Resources for Borrowers

* To help students and their families understand their rights, responsibilities, and repayment options, federal student loan borrowers are required to undergo entrance counseling when they enter school and exit counseling before graduation, says Chris Greene, spokesman for the U.S. Department of Education.

* Students with questions that cannot be addressed by college officials should contact their lender or the Department of Education at 800-4FED-AID or visit http://www.studentaid.ed.gov.

* If a borrower defaults on a student loan, he or she should visit http://www.ed.gov/offices/OSFAP/DCS/index .html, the Federal Student Aid Collections Website, for tips on Federal Family Education Loans, Direct Loans, Federal Perkins Loans, Federal Pell Grants, and Federal Supplemental Educational Opportunity Grants.

* If you want to set up a monthly payment plan on your defaulted loan, contact the Department of Education’s customer service center at 800-621-3115.

* If you have damaged your credit because of a defaulted loan, you must complete a loan rehabilitation program, which requires you to make 12 consecutive payments at a reasonable rate. Once you have made the payments, the loan will be rehabilitated and it will be taken out of default. Information about this program can be found at http://www.ed.gov/offices/OSFAP/DCS/rehabilitation.html.
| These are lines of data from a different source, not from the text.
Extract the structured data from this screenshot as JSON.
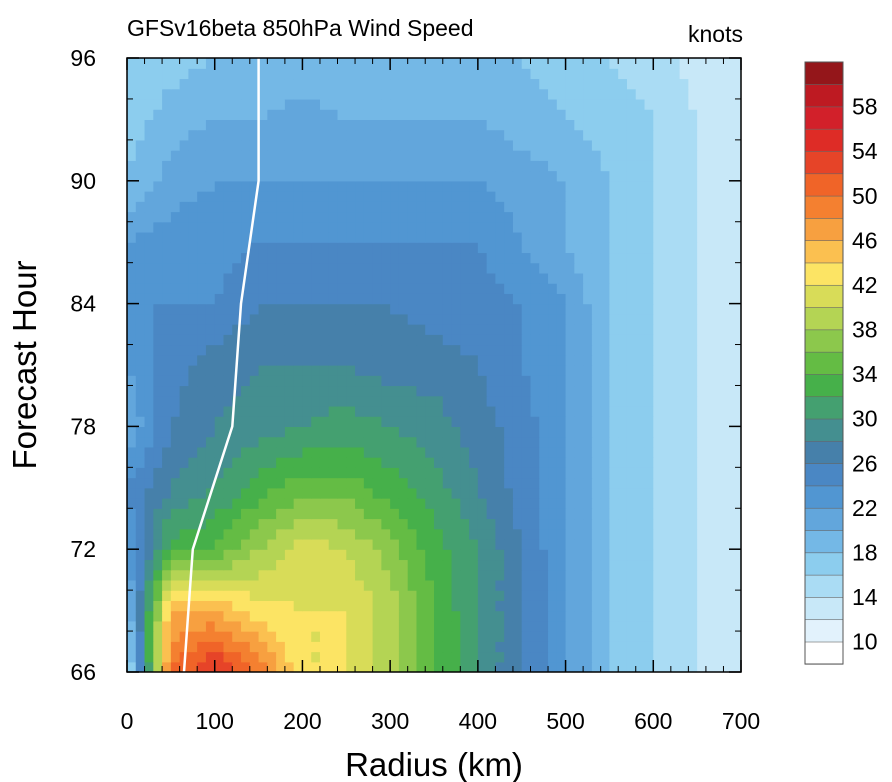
{
  "chart_data": {
    "type": "heatmap",
    "title": "GFSv16beta 850hPa Wind Speed",
    "units": "knots",
    "xlabel": "Radius (km)",
    "ylabel": "Forecast Hour",
    "xlim": [
      0,
      700
    ],
    "ylim": [
      66,
      96
    ],
    "x_ticks": [
      "0",
      "100",
      "200",
      "300",
      "400",
      "500",
      "600",
      "700"
    ],
    "y_ticks": [
      "66",
      "72",
      "78",
      "84",
      "90",
      "96"
    ],
    "colorbar_labels": [
      "10",
      "14",
      "18",
      "22",
      "26",
      "30",
      "34",
      "38",
      "42",
      "46",
      "50",
      "54",
      "58"
    ],
    "colorbar_levels": [
      8,
      10,
      12,
      14,
      16,
      18,
      20,
      22,
      24,
      26,
      28,
      30,
      32,
      34,
      36,
      38,
      40,
      42,
      44,
      46,
      48,
      50,
      52,
      54,
      56,
      58,
      60
    ],
    "colors": [
      "#ffffff",
      "#e2f2fc",
      "#c8e8f8",
      "#aadcf4",
      "#8ccdee",
      "#74b8e6",
      "#62a6dc",
      "#5196d2",
      "#4a87c4",
      "#4680aa",
      "#448f90",
      "#44a070",
      "#46b04a",
      "#64bc44",
      "#8cc84c",
      "#b4d454",
      "#d8dc58",
      "#fce464",
      "#fbc050",
      "#f7a040",
      "#f48030",
      "#f06428",
      "#e64428",
      "#de2c26",
      "#d2202a",
      "#be1a22",
      "#94161a"
    ],
    "radius_km": [
      0,
      50,
      100,
      150,
      200,
      250,
      300,
      350,
      400,
      450,
      500,
      550,
      600,
      650,
      700
    ],
    "forecast_hour": [
      66,
      69,
      72,
      75,
      78,
      81,
      84,
      87,
      90,
      93,
      96
    ],
    "wind_knots": [
      [
        14,
        50,
        55,
        50,
        42,
        42,
        39,
        34,
        30,
        26,
        22,
        18,
        16,
        14,
        12
      ],
      [
        18,
        46,
        46,
        43,
        42,
        42,
        39,
        34,
        30,
        26,
        22,
        18,
        16,
        14,
        12
      ],
      [
        22,
        33,
        34,
        38,
        41,
        40,
        37,
        33,
        30,
        26,
        22,
        18,
        16,
        14,
        12
      ],
      [
        24,
        28,
        30,
        33,
        35,
        35,
        33,
        31,
        28,
        25,
        22,
        18,
        16,
        14,
        12
      ],
      [
        20,
        26,
        28,
        29,
        30,
        31,
        30,
        29,
        27,
        25,
        22,
        18,
        16,
        14,
        12
      ],
      [
        22,
        25,
        27,
        28,
        28,
        28,
        27,
        27,
        26,
        24,
        22,
        18,
        16,
        14,
        12
      ],
      [
        24,
        24,
        24,
        26,
        26,
        26,
        26,
        25,
        25,
        24,
        22,
        18,
        16,
        14,
        12
      ],
      [
        22,
        23,
        23,
        24,
        24,
        24,
        24,
        24,
        24,
        22,
        20,
        18,
        16,
        14,
        12
      ],
      [
        18,
        21,
        22,
        22,
        22,
        22,
        22,
        22,
        22,
        21,
        20,
        18,
        16,
        14,
        12
      ],
      [
        17,
        19,
        20,
        20,
        21,
        20,
        20,
        20,
        20,
        19,
        18,
        17,
        16,
        14,
        12
      ],
      [
        16,
        17,
        18,
        18,
        18,
        18,
        18,
        18,
        18,
        18,
        17,
        16,
        15,
        13,
        12
      ]
    ],
    "rmw_line": {
      "name": "",
      "hour": [
        66,
        72,
        78,
        84,
        90,
        96
      ],
      "radius_km": [
        65,
        75,
        120,
        130,
        150,
        150
      ]
    },
    "grid": false,
    "colorbar_position": "right"
  }
}
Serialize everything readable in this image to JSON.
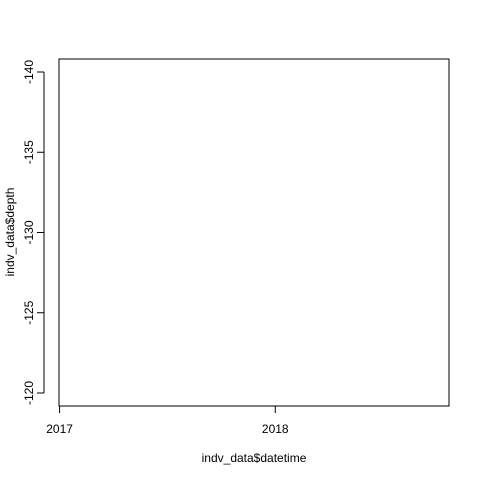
{
  "chart_data": {
    "type": "scatter",
    "title": "",
    "xlabel": "indv_data$datetime",
    "ylabel": "indv_data$depth",
    "x_axis": {
      "type": "date",
      "range": [
        "2016-12-31",
        "2018-10-22"
      ],
      "ticks": [
        {
          "value": "2017-01-01",
          "label": "2017"
        },
        {
          "value": "2018-01-01",
          "label": "2018"
        }
      ]
    },
    "y_axis": {
      "range": [
        -120,
        -140
      ],
      "reversed": true,
      "ticks": [
        {
          "value": -140,
          "label": "-140"
        },
        {
          "value": -135,
          "label": "-135"
        },
        {
          "value": -130,
          "label": "-130"
        },
        {
          "value": -125,
          "label": "-125"
        },
        {
          "value": -120,
          "label": "-120"
        }
      ]
    },
    "series": [
      {
        "x": [],
        "y": []
      }
    ],
    "grid": false,
    "legend": "none"
  }
}
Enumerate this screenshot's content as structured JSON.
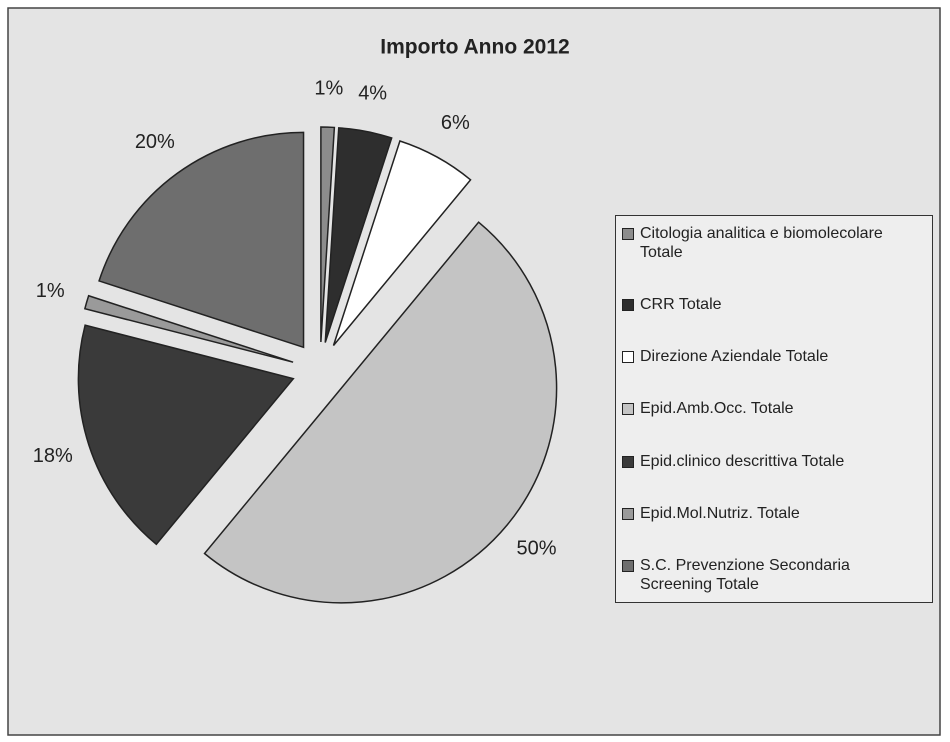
{
  "chart_data": {
    "type": "pie",
    "title": "Importo Anno 2012",
    "categories": [
      "Citologia analitica e biomolecolare Totale",
      "CRR Totale",
      "Direzione Aziendale Totale",
      "Epid.Amb.Occ. Totale",
      "Epid.clinico descrittiva Totale",
      "Epid.Mol.Nutriz. Totale",
      "S.C. Prevenzione Secondaria Screening Totale"
    ],
    "values": [
      1,
      4,
      6,
      50,
      18,
      1,
      20
    ],
    "value_labels": [
      "1%",
      "4%",
      "6%",
      "50%",
      "18%",
      "1%",
      "20%"
    ],
    "colors": [
      "#8c8c8c",
      "#2e2e2e",
      "#ffffff",
      "#c4c4c4",
      "#3a3a3a",
      "#9a9a9a",
      "#6e6e6e"
    ]
  }
}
* Defaulted loan payments should be mailed to: National Payment Center, P.O. Box 4169, Greenville, TX 75403-4169.

* Information about consolidating loans can be found at http://www.studentloansreport.com/consolidate.html.

* Other information about student loans and payment options can be found at Sallie Mae by visiting http://www.salliemae.com. From the Website, you can apply for a loan, manage existing loans, and search for jobs through TrueCareers.

* Sallie Mae also offers a hotline for anyone with questions about their loan. The number is 800-448-3533 and is not limited to Sallie Mae borrowers.